3月の天候の良さと打って変わり、ここの所ロンドンでは不安定な天気が続いている。
ある意味正にイメージ通りなのだが、「ロンドンの4月はこんな感じ」とイギリス人が平然としているのを見るとさすがにちょっと感覚のGAPを感じる。

さて、先日LBSのMarketing club主催でUniqloの欧米展開を担当している方が講演に来るというので参加してきた。

講演者のJean Shein氏はUniqloで15年以上働き、ニューヨークの旗艦店なども含め、ロンドン・ニューヨーク・パリなどの出店に関わった人物で現在はサンフランシスコのプロジェクトに従事しているらしい。

ユニクロの欧米展開の歴史は、彼がユニクロで働いてきた歴史でもある、という位、欧米の主要店舗立ち上げに関わってきた人物で色々と興味深い話が聞けた。

特に印象に残ったのが、ユニクロも多分に漏れず日本の成功モデルを欧米に持って行き、大きな失敗を経験してきたという事実。
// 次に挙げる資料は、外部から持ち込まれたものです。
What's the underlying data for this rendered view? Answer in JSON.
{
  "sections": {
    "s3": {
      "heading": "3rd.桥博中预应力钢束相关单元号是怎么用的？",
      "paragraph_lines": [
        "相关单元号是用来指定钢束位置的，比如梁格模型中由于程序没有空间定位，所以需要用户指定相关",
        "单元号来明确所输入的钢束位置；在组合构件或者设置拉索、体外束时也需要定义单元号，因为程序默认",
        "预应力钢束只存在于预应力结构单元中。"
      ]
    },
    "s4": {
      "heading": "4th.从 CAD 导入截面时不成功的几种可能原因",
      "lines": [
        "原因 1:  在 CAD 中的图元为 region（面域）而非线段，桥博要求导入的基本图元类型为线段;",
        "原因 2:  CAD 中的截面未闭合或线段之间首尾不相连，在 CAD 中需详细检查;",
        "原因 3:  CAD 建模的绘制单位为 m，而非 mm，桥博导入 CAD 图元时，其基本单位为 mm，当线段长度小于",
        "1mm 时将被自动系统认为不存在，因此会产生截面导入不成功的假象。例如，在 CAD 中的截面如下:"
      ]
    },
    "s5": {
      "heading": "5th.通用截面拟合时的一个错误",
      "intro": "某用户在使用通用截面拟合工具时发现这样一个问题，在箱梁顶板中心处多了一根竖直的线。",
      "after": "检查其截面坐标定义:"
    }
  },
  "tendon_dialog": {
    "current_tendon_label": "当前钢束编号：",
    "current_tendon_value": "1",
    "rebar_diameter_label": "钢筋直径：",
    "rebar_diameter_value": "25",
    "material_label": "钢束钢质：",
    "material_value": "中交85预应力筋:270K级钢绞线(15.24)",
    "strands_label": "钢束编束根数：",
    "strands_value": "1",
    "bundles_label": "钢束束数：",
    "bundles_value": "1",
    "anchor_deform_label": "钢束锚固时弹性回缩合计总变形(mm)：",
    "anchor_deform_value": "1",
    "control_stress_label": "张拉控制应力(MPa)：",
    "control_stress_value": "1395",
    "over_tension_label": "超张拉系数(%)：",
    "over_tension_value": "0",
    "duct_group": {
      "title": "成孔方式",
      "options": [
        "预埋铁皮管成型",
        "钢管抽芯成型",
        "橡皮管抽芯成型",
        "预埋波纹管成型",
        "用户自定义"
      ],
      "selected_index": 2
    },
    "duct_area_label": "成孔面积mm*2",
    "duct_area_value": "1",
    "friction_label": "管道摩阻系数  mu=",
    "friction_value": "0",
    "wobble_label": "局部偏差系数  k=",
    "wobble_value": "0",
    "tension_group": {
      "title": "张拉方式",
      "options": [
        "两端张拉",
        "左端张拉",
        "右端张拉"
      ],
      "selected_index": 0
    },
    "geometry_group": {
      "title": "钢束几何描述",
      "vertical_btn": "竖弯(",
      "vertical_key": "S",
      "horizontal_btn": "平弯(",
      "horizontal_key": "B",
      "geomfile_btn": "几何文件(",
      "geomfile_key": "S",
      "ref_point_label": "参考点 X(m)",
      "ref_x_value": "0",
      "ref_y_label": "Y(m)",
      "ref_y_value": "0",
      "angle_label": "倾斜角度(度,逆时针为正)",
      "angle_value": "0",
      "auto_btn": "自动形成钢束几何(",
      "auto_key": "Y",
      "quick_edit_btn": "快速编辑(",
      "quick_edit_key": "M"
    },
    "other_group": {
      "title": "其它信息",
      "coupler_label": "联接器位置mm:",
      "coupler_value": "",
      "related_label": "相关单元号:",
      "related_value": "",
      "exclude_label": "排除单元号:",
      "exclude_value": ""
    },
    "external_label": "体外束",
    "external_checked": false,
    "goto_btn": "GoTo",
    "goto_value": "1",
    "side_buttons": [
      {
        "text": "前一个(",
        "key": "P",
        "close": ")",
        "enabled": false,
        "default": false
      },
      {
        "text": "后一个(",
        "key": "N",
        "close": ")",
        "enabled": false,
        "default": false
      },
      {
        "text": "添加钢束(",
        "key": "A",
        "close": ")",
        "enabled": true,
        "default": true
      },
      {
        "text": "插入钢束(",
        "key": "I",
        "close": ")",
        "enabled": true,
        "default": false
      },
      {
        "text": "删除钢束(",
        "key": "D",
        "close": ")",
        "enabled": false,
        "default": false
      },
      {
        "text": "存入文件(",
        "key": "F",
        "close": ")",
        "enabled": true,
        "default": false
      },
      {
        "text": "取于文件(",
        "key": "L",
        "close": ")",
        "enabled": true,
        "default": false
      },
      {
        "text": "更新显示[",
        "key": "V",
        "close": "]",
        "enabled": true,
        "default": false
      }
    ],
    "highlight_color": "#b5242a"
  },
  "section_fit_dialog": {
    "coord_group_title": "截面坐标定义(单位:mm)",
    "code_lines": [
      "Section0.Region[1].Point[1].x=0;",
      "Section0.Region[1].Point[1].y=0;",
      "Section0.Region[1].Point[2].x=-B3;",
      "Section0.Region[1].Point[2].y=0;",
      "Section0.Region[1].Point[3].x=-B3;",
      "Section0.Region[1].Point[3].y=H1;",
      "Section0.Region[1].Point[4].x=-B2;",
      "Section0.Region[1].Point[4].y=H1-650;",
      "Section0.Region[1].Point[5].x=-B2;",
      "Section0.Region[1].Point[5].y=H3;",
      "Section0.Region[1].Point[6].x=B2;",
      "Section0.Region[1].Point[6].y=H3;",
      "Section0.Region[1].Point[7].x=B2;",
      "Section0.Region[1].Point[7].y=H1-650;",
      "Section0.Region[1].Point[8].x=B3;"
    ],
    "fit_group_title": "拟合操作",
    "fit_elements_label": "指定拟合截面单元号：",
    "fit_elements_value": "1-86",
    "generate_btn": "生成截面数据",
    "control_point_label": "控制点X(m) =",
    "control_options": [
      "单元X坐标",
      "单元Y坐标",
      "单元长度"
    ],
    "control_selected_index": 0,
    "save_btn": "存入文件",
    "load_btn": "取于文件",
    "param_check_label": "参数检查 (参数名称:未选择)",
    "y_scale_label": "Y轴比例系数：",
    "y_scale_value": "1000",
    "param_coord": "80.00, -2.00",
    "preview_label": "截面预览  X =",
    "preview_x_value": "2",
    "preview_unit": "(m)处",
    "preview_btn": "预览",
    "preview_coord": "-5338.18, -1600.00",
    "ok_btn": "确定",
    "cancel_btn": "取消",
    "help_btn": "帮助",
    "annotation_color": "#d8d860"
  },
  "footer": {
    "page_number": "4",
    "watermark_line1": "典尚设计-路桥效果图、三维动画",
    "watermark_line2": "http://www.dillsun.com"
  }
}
・UKでは2001年に4店舗オープンした後、元マークス・アンド・スペンサーのDirector(?)をUKのTopに据え、テレビCM放映と2nd tier cityへの展開も含めた数十店舗の展開という拡大路線を取るが、大赤字。その後、郊外の店舗を殆ど閉店する事態に追い込まれる。

・USでは当初ニュージャージーに3店舗オープンし、日本の郊外型店舗の成功モデルであるチラシ撒きでプロモーションを進めたが中々売り上げが伸びず、こちらも窮地に。

その後、マンハッタンSOHOでのアンテナショップのヒットなどがあり、ニューヨークの旗艦店舗を2005年にオープンするという決断を下し、これが大ヒット。

都市部の一等地にFlagship店を構え、大きなBuzzを作る、という成功モデルを手に入れ、現在他の国で展開する場合もこれを基本としている由。

※上記の紆余曲折については、下記も参考ください
http://www.uniqlo.com/jp/corp/pressrelease/2009/10/101316_mag2.html

日本の報道の影響か、何となく「国内ではサチりつつも、海外では成功し続けている」イメージが植えつけられていたため、ユニクロも失敗を糧にして成功を手にしてきたという当たり前の事実が新鮮であった。

UK事業は残念ながら現在赤字のようだが、「うちの会社は執念深い。絶対に負けたくないし、勝つまでやり続ける」と言っていたのでそれを信じて応援したい。